In a testy exchange with former CNN host Don Lemon, Musk said most antisemitic posts on X lack widespread attention

Billionaire Elon Musk, in a testy interview with former CNN host Don Lemon published online Monday, pushed back against accusations that he’s been tolerating and promoting antisemitic posts on X, the social media platform he owns and formerly known as Twitter. 

“Moderation is a propaganda word for censorship,” Musk said. “If content is on the platform, that doesn’t mean we promote it.” 

The hour-long interview — streamed on YouTube and posted on X — was initially set to be the debut episode of a new talk show in partnership with X, but Musk withdrew from the deal after recording the interview at Tesla headquarters in Austin, Texas, because he was reportedly upset with the line of questioning. 

Lemon pressed Musk about a study released last year that showed that antisemitic posts doubled since Musk took control of the platform in October 2022. Another report found that 86% of the posts reported for hateful content remained up.

“If nobody reads it, it doesn’t matter,” Musk argued, separating between the number of antisemitic posts and the views the content received. “What matters is, was the post given high visibility?” He suggested the sheer volume of content on the social media platform should be viewed as being out on the internet, thus not holding his company responsible for moderation. 

Musk, who has 175 million followers on X, has himself promoted a QAnon conspiracy theory, quoted Nazis, engaged with antisemites, and compared George Soros, the Jewish billionaire philanthropist and Holocaust survivor, to the X-Men comic book villain Magneto.
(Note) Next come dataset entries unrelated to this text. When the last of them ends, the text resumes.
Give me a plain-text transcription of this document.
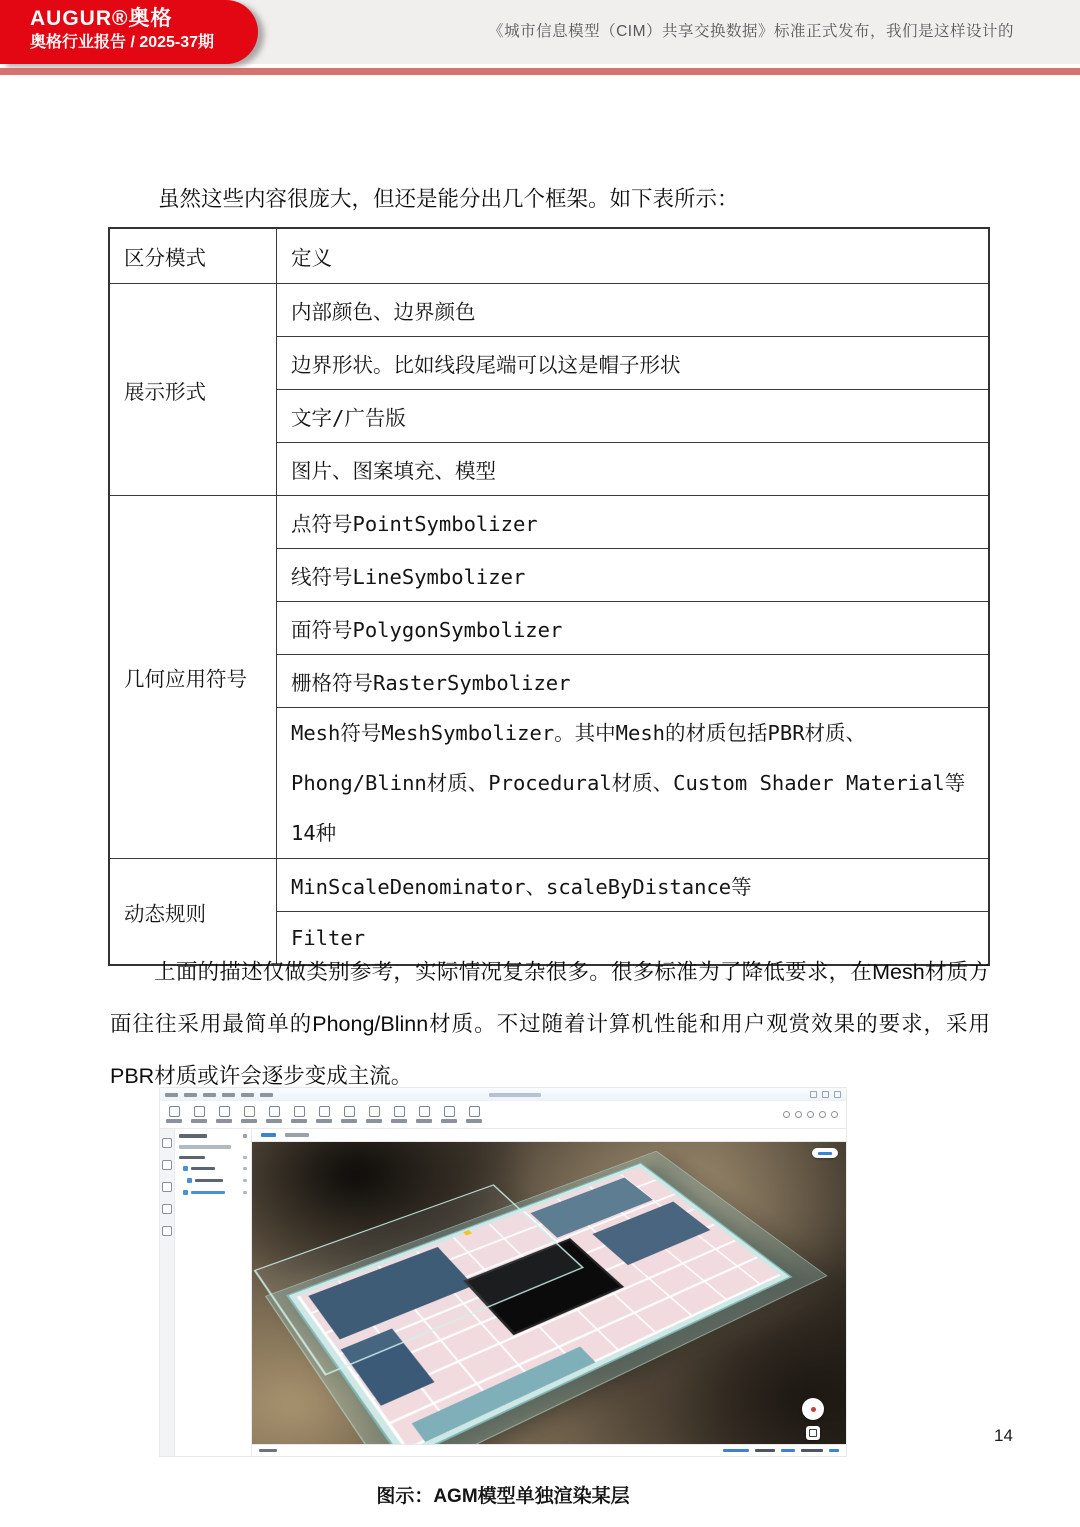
《城市信息模型（CIM）共享交换数据》标准正式发布，我们是这样设计的
AUGUR®奥格
奥格行业报告 / 2025-37期
虽然这些内容很庞大，但还是能分出几个框架。如下表所示：
区分模式	定义
展示形式	内部颜色、边界颜色
	边界形状。比如线段尾端可以这是帽子形状
	文字/广告版
	图片、图案填充、模型
几何应用符号	点符号PointSymbolizer
	线符号LineSymbolizer
	面符号PolygonSymbolizer
	栅格符号RasterSymbolizer
	Mesh符号MeshSymbolizer。其中Mesh的材质包括PBR材质、Phong/Blinn材质、Procedural材质、Custom Shader Material等14种
动态规则	MinScaleDenominator、scaleByDistance等
	Filter
上面的描述仅做类别参考，实际情况复杂很多。很多标准为了降低要求，在Mesh材质方面往往采用最简单的Phong/Blinn材质。不过随着计算机性能和用户观赏效果的要求，采用PBR材质或许会逐步变成主流。
图示：AGM模型单独渲染某层
14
He also tussled with Jewish groups, including the Anti-Defamation League, which demanded that he cease allowing neo-Nazis and others to air antisemitic views on X. Musk in turn blamed the ADL for scaring away advertisers and a $4 billion loss in revenue. 

“If I quote something, it doesn’t mean I agree with anything and everything in it,” Musk said in the interview. “It’s just that I think this is something people should consider.” 

Musk also addressed his embrace of an anti-immigrant conspiracy theory known as the Great Replacement that has gained traction in some far-right circles and motivated a number of antisemitic and racist attacks, including the October 2018 Tree of Life Massacre. “You have said the actual truth,” Musk replied to a user who claimed “western Jewish populations” were “flooding their country” with “hordes of minorities.” Musk apologized for the post and he visited the Auschwitz-Birkenau concentration camp in Poland in January. 

“What I’m saying is that a number of prominent Jewish philanthropists fund groups that they should really take a closer look at funding because some of the groups they fund I think are antisemitic,” Musk said without evidence. He added: “I actually don’t see an incentive for Jewish people to want to have illegal immigration.”